E, sem surpresa, o bloqueio inicial foi mal administrado. Os governos estaduais, o público e até mesmo os funcionários do governo central foram sem estar preparados. O caos resultou, com cerca de 30 milhões de trabalhadores migrantes, presos sem trabalho nas cidades, forçados a caminhar para casa, às vezes por dias. Estima-se que 198 pessoas morreram ao longo do caminho. Cerca de cinco milhões de micro e pequenas empresas fecharam, incapazes de se recuperar do encerramento. O desemprego na Índia atingiu os níveis mais altos já registados.

À medida que a crise começou a escapar do controle, o governo central, seguindo o precedente do então presidente Donald Trump, transferiu cada vez mais responsabilidades para os governos estaduais, sem financiamento adequado. Os governos estaduais lutaram para mobilizar médicos, enfermeiras, profissionais de saúde, kits de testes, equipamentos de protecção individual, camas hospitalares, ventiladores, cilindros de oxigénio e medicamentos para combater a pandemia. O governo mobilizou uma grande quantidade de fundos para uma nova entidade de ajuda chamada “PM-CARES”, mas até hoje não há contabilidade pública de quanto dinheiro está no opaco Fundo PM-CARES e onde seus recursos foram alocados.

Quando a pandemia parecia ter diminuído, as autoridades se acomodaram, sem tomar precauções ou medidas preventivas contra uma possível segunda onda que muitos alertaram que poderia ser mais devastadora do que a primeira. Testes, rastreamento e isolamento de pessoas infectadas e seus contactos caíram rapidamente em desuso no final de 2020. E justamente quando as pessoas pararam de seguir as directrizes de comportamento apropriadas, o vírus desenvolveu uma variante extremamente infecciosa. Eventos de super-propagação proliferaram: comícios eleitorais e festivais religiosos reunidos em multidões sem mascara.  O contágio aumentou.
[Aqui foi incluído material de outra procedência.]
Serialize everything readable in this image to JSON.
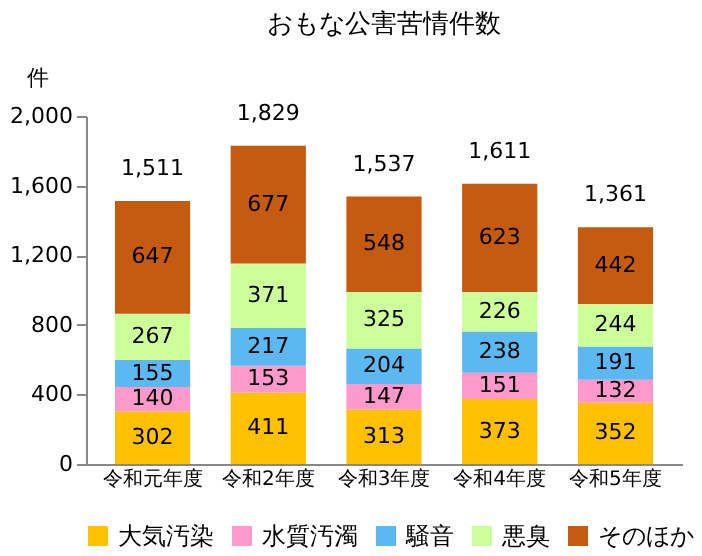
{
  "chart_data": {
    "type": "bar",
    "title": "おもな公害苦情件数",
    "ylabel": "件",
    "stacked": true,
    "data_labels": true,
    "legend": "bottom",
    "categories": [
      "令和元年度",
      "令和2年度",
      "令和3年度",
      "令和4年度",
      "令和5年度"
    ],
    "series": [
      {
        "name": "大気汚染",
        "color": "#ffc000",
        "values": [
          302,
          411,
          313,
          373,
          352
        ]
      },
      {
        "name": "水質汚濁",
        "color": "#ff99cc",
        "values": [
          140,
          153,
          147,
          151,
          132
        ]
      },
      {
        "name": "騒音",
        "color": "#5cb8f0",
        "values": [
          155,
          217,
          204,
          238,
          191
        ]
      },
      {
        "name": "悪臭",
        "color": "#ccff99",
        "values": [
          267,
          371,
          325,
          226,
          244
        ]
      },
      {
        "name": "そのほか",
        "color": "#c55a11",
        "values": [
          647,
          677,
          548,
          623,
          442
        ]
      }
    ],
    "totals": [
      "1,511",
      "1,829",
      "1,537",
      "1,611",
      "1,361"
    ],
    "ylim": [
      0,
      2000
    ],
    "yticks": [
      {
        "value": 0,
        "label": "0"
      },
      {
        "value": 400,
        "label": "400"
      },
      {
        "value": 800,
        "label": "800"
      },
      {
        "value": 1200,
        "label": "1,200"
      },
      {
        "value": 1600,
        "label": "1,600"
      },
      {
        "value": 2000,
        "label": "2,000"
      }
    ]
  }
}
Embora a Índia produza 60% das vacinas do mundo, o governo não tomou medidas para aumentar a produção das duas vacinas COVID-19 liberadas para fabricação no país. Nem permitiu a importação de vacinas estrangeiras, ajudou a expandir as instalações de fabricação disponíveis ou licenciou outras empresas indianas para produzir doses. A Índia lançou sua campanha de vacinação quase dois meses depois do Reino Unido, mas em Abril, apenas 37% dos profissionais de saúde, e apenas 1,3% dos 1,4 bilhão de indianos, haviam sido totalmente vacinados. Apenas 8% receberam pelo menos uma injecção de vacina.
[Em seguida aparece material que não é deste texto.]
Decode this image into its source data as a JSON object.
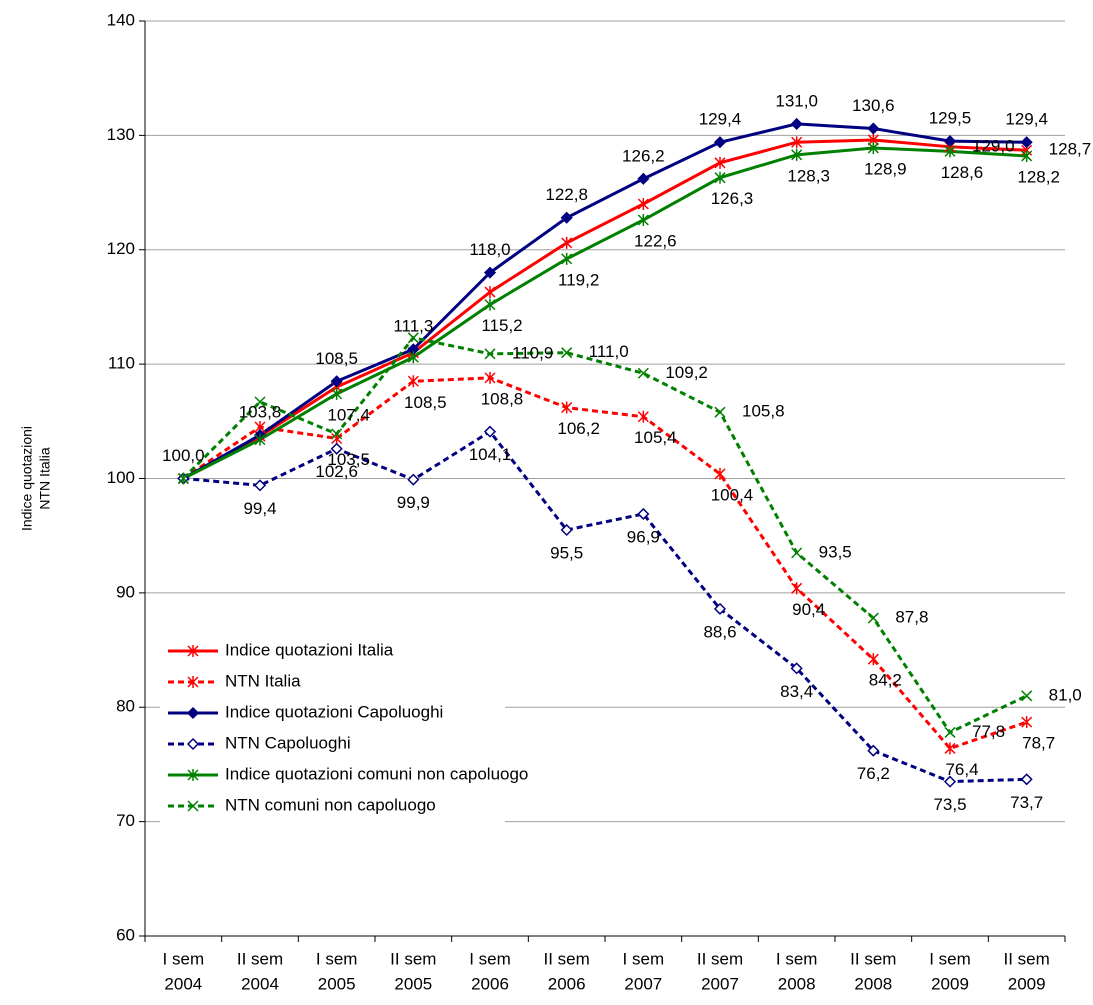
{
  "chart_data": {
    "type": "line",
    "y_label": [
      "Indice quotazioni",
      "NTN Italia"
    ],
    "categories": [
      [
        "I sem",
        "2004"
      ],
      [
        "II sem",
        "2004"
      ],
      [
        "I sem",
        "2005"
      ],
      [
        "II sem",
        "2005"
      ],
      [
        "I sem",
        "2006"
      ],
      [
        "II sem",
        "2006"
      ],
      [
        "I sem",
        "2007"
      ],
      [
        "II sem",
        "2007"
      ],
      [
        "I sem",
        "2008"
      ],
      [
        "II sem",
        "2008"
      ],
      [
        "I sem",
        "2009"
      ],
      [
        "II sem",
        "2009"
      ]
    ],
    "ylim": [
      60,
      140
    ],
    "yticks": [
      60,
      70,
      80,
      90,
      100,
      110,
      120,
      130,
      140
    ],
    "grid": true,
    "legend": "lower left",
    "series": [
      {
        "name": "Indice quotazioni Italia",
        "color": "#ff0000",
        "dashed": false,
        "marker": "asterisk",
        "values": [
          100,
          103.7,
          108.0,
          111.0,
          116.3,
          120.6,
          124.0,
          127.6,
          129.4,
          129.6,
          129.0,
          128.7
        ],
        "value_labels": [
          null,
          null,
          null,
          null,
          null,
          null,
          null,
          null,
          null,
          null,
          "129,0",
          "128,7"
        ]
      },
      {
        "name": "NTN Italia",
        "color": "#ff0000",
        "dashed": true,
        "marker": "asterisk",
        "values": [
          100,
          104.5,
          103.5,
          108.5,
          108.8,
          106.2,
          105.4,
          100.4,
          90.4,
          84.2,
          76.4,
          78.7
        ],
        "value_labels": [
          null,
          null,
          "103,5",
          "108,5",
          "108,8",
          "106,2",
          "105,4",
          "100,4",
          "90,4",
          "84,2",
          "76,4",
          "78,7"
        ]
      },
      {
        "name": "Indice quotazioni Capoluoghi",
        "color": "#000080",
        "dashed": false,
        "marker": "diamond",
        "values": [
          100.0,
          103.8,
          108.5,
          111.3,
          118.0,
          122.8,
          126.2,
          129.4,
          131.0,
          130.6,
          129.5,
          129.4
        ],
        "value_labels": [
          "100,0",
          "103,8",
          "108,5",
          "111,3",
          "118,0",
          "122,8",
          "126,2",
          "129,4",
          "131,0",
          "130,6",
          "129,5",
          "129,4"
        ]
      },
      {
        "name": "NTN Capoluoghi",
        "color": "#000080",
        "dashed": true,
        "marker": "hollow-diamond",
        "values": [
          100,
          99.4,
          102.6,
          99.9,
          104.1,
          95.5,
          96.9,
          88.6,
          83.4,
          76.2,
          73.5,
          73.7
        ],
        "value_labels": [
          null,
          "99,4",
          "102,6",
          "99,9",
          "104,1",
          "95,5",
          "96,9",
          "88,6",
          "83,4",
          "76,2",
          "73,5",
          "73,7"
        ]
      },
      {
        "name": "Indice quotazioni comuni non capoluogo",
        "color": "#008000",
        "dashed": false,
        "marker": "asterisk",
        "values": [
          100,
          103.4,
          107.4,
          110.6,
          115.2,
          119.2,
          122.6,
          126.3,
          128.3,
          128.9,
          128.6,
          128.2
        ],
        "value_labels": [
          null,
          null,
          "107,4",
          null,
          "115,2",
          "119,2",
          "122,6",
          "126,3",
          "128,3",
          "128,9",
          "128,6",
          "128,2"
        ]
      },
      {
        "name": "NTN comuni non capoluogo",
        "color": "#008000",
        "dashed": true,
        "marker": "x",
        "values": [
          100,
          106.7,
          103.9,
          112.3,
          110.9,
          111.0,
          109.2,
          105.8,
          93.5,
          87.8,
          77.8,
          81.0
        ],
        "value_labels": [
          null,
          null,
          null,
          null,
          "110,9",
          "111,0",
          "109,2",
          "105,8",
          "93,5",
          "87,8",
          "77,8",
          "81,0"
        ]
      }
    ]
  }
}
Aqui, também, as autoridades apostaram inicialmente na centralização, e sua recusa em conceder a aprovação para uso em emergência de vacinas do exterior levou a uma escassez nacional de vacinas em meados de Abril. Foi somente nesse ponto que o governo delegou a implantação da vacina a governos estaduais e hospitais públicos e privados e permitiu a importação de vacinas aprovadas pelos Estados Unidos, Reino Unido, União Europeia, Rússia e Japão. Mesmo assim, o governo central falhou em distribuir vacinas equitativamente aos vários estados, resultando em alguns dos mais afectados (como Maharashtra e Kerala, governados pela oposição), ficando sem vacinas à medida que os casos atingiam o pico.
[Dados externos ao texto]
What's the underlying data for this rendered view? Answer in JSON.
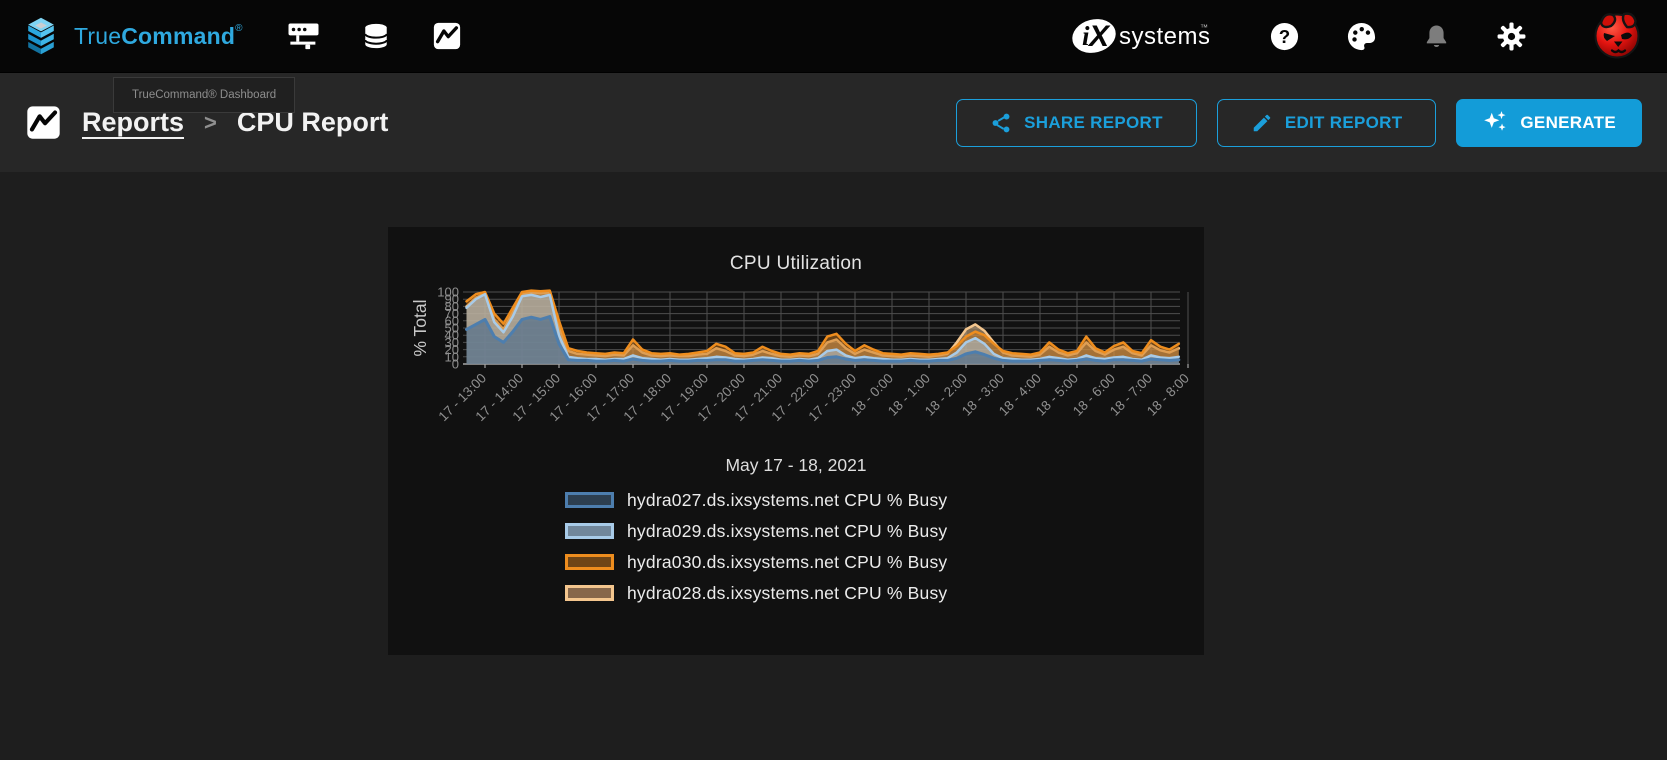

Como o governo da Índia, eu me congratulei prematuramente com a diplomacia de vacinas do país. Numa época em que os indianos não tinham acesso às vacinas que poderiam protegê-los, o programa “Vaccine Maitri” da Índia não era inteligente, mas arrogante. A liderança global deve começar em casa, e hoje o lar é um país cujos necrotérios, cemitérios e crematórios estão ficando sem espaço.

SHASHI THAROOR

Shashi Tharoor, ex-subsecretário-geral da ONU e ex-Ministro de Estado das Relações Exteriores da Índia e Ministro de Estado do Desenvolvimento de Recursos Humanos, é deputado do Congresso Nacional Indiano. Ele é o autor de  Pax Indica: India and the World of the 21st Century.